I'm just curious why you say "don't" use plywood under the riggers...
It's a personal choice due to experience. (Disclaimer-none of the following examples are bragging, all of them were poor planning, poor material, poor ground, or poor choices.) About five years ago, i actually watched a 150 ton Grove crush 6" of plywood right in front of me-poor placement of the plywood. A few months later saw a 50 ton crush 2" of plywood-poor pick choice. Last year out west, saw an 85 ton crush 4" of plywood-plywood was in rough shape but bad pick too. Four years ago, i personally crushed 3.25" of plywood with a little 60 ton due to poor ground-which coincidentally was the last day i ever used plywood under riggers. Had my brother saw out a bunch of 5" locust beams-no problems since.
Plywood gets beat up, looses it's strength and flexibility over time, and most people don't realize it. Plus most plywood you buy at places like home depot is honestly crap. I've used some professionally built laminated plywood pads that i liked, but they will have about three times the ply of the same amount of regular plywood.
Here's what i think about-my crane gets set up for about 570 lbs of pressure exerted on each square inch on pad. Spread that out over a pad the size of a serving tray, then stick that in the middle of a couple pieces of plywood. Plywood does fold. (This is a worst case scenario, but that's what i plan for when setting up-plywood doesn't seem to hold up good in worst case.)
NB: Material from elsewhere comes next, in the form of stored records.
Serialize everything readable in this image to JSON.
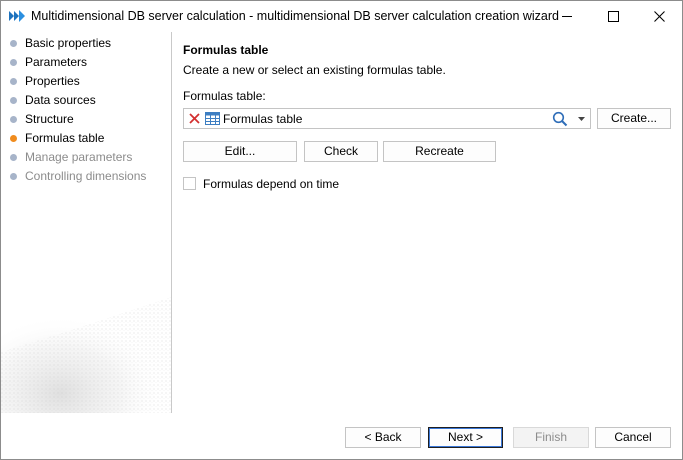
{
  "window": {
    "title": "Multidimensional DB server calculation - multidimensional DB server calculation creation wizard"
  },
  "nav": {
    "items": [
      {
        "label": "Basic properties",
        "state": "normal"
      },
      {
        "label": "Parameters",
        "state": "normal"
      },
      {
        "label": "Properties",
        "state": "normal"
      },
      {
        "label": "Data sources",
        "state": "normal"
      },
      {
        "label": "Structure",
        "state": "normal"
      },
      {
        "label": "Formulas table",
        "state": "active"
      },
      {
        "label": "Manage parameters",
        "state": "disabled"
      },
      {
        "label": "Controlling dimensions",
        "state": "disabled"
      }
    ]
  },
  "main": {
    "title": "Formulas table",
    "description": "Create a new or select an existing formulas table.",
    "field_label": "Formulas table:",
    "combo_value": "Formulas table",
    "create_label": "Create...",
    "edit_label": "Edit...",
    "check_label": "Check",
    "recreate_label": "Recreate",
    "checkbox_label": "Formulas depend on time",
    "checkbox_checked": false
  },
  "footer": {
    "back_label": "< Back",
    "next_label": "Next >",
    "finish_label": "Finish",
    "cancel_label": "Cancel"
  },
  "colors": {
    "active_dot": "#f08c1e",
    "normal_dot": "#a7b4c9",
    "clear_icon": "#d32f2f",
    "app_icon": "#1e73be",
    "default_button_border": "#3b78d8"
  }
}
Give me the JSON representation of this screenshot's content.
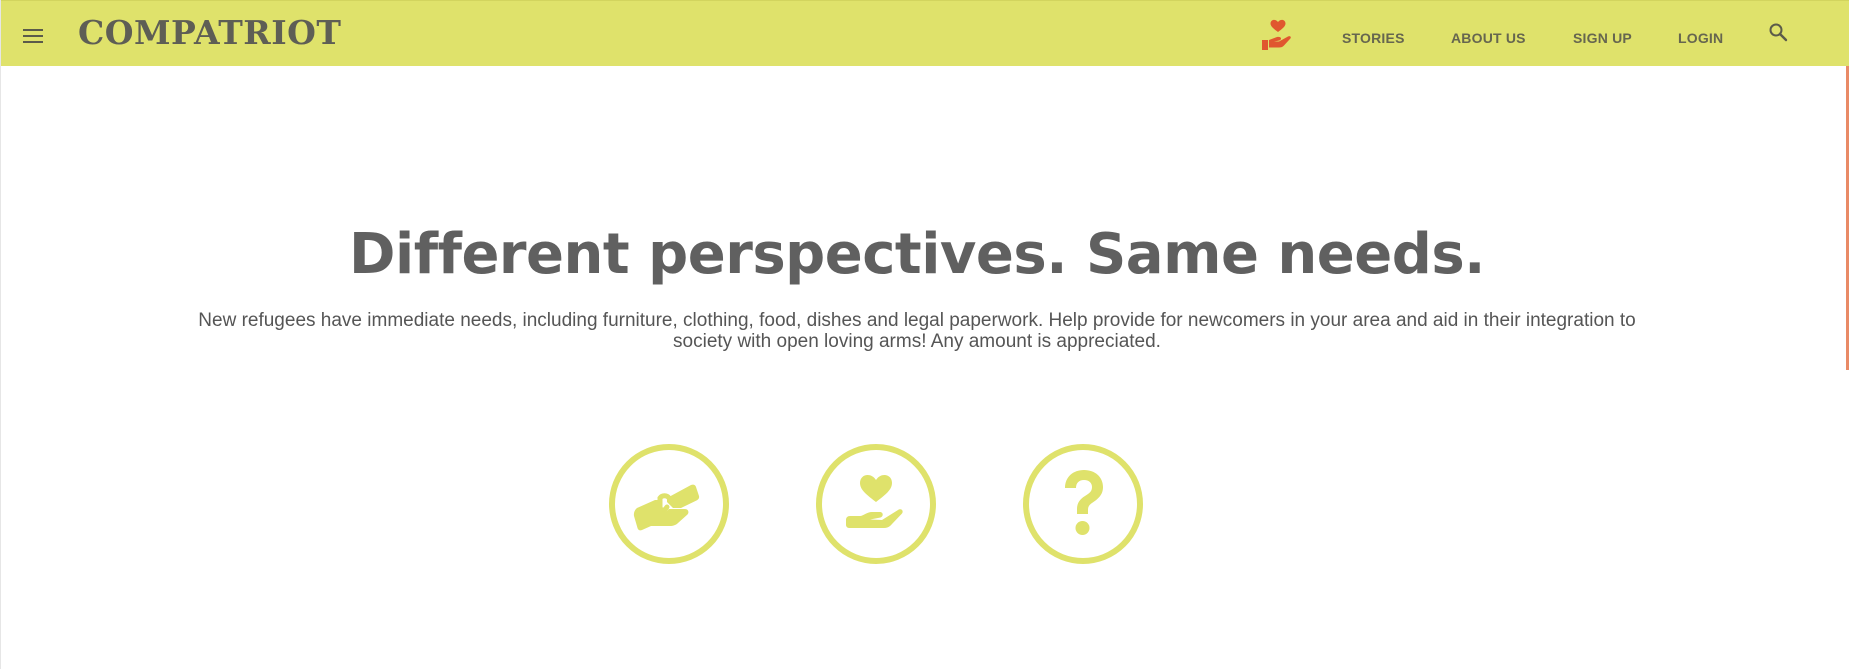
{
  "brand": {
    "name": "COMPATRIOT"
  },
  "nav": {
    "links": [
      {
        "label": "STORIES"
      },
      {
        "label": "ABOUT US"
      },
      {
        "label": "SIGN UP"
      },
      {
        "label": "LOGIN"
      }
    ],
    "donate_icon": "hand-holding-heart-icon",
    "search_icon": "search-icon",
    "menu_icon": "hamburger-menu-icon"
  },
  "hero": {
    "title": "Different perspectives. Same needs.",
    "description": "New refugees have immediate needs, including furniture, clothing, food, dishes and legal paperwork. Help provide for newcomers in your area and aid in their integration to society with open loving arms! Any amount is appreciated."
  },
  "actions": [
    {
      "icon": "handshake-icon"
    },
    {
      "icon": "hand-holding-heart-icon"
    },
    {
      "icon": "question-mark-icon"
    }
  ],
  "colors": {
    "navbar": "#dfe26b",
    "accent": "#dfe26b",
    "donate_icon": "#e0572f",
    "text": "#606060",
    "scroll_accent": "#e98a66"
  }
}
Not to mention, you start stacking plywood into "pyramids" and you've got slip potential. We get a lot of snow and ice and while that much force will hold stuff together, i have seen shifting in piles of plywood. And it's probably me, but my crane seems to "bounce" on plywood.
Me too. Was it the "pyramid" thought that turned you off? A sheet or two under the cribbing can't be a bad thing, can it?
It was actually.
No, our 115 ton guy uses plywood and steel sheets but he does a lot of picking in wide open spaces from a bucket where there is tons of room for cribbing. I'm often running at half extension on my riggers due to tight places or i'm cribbing over curbs and the beams give me better options than a piece of plywood.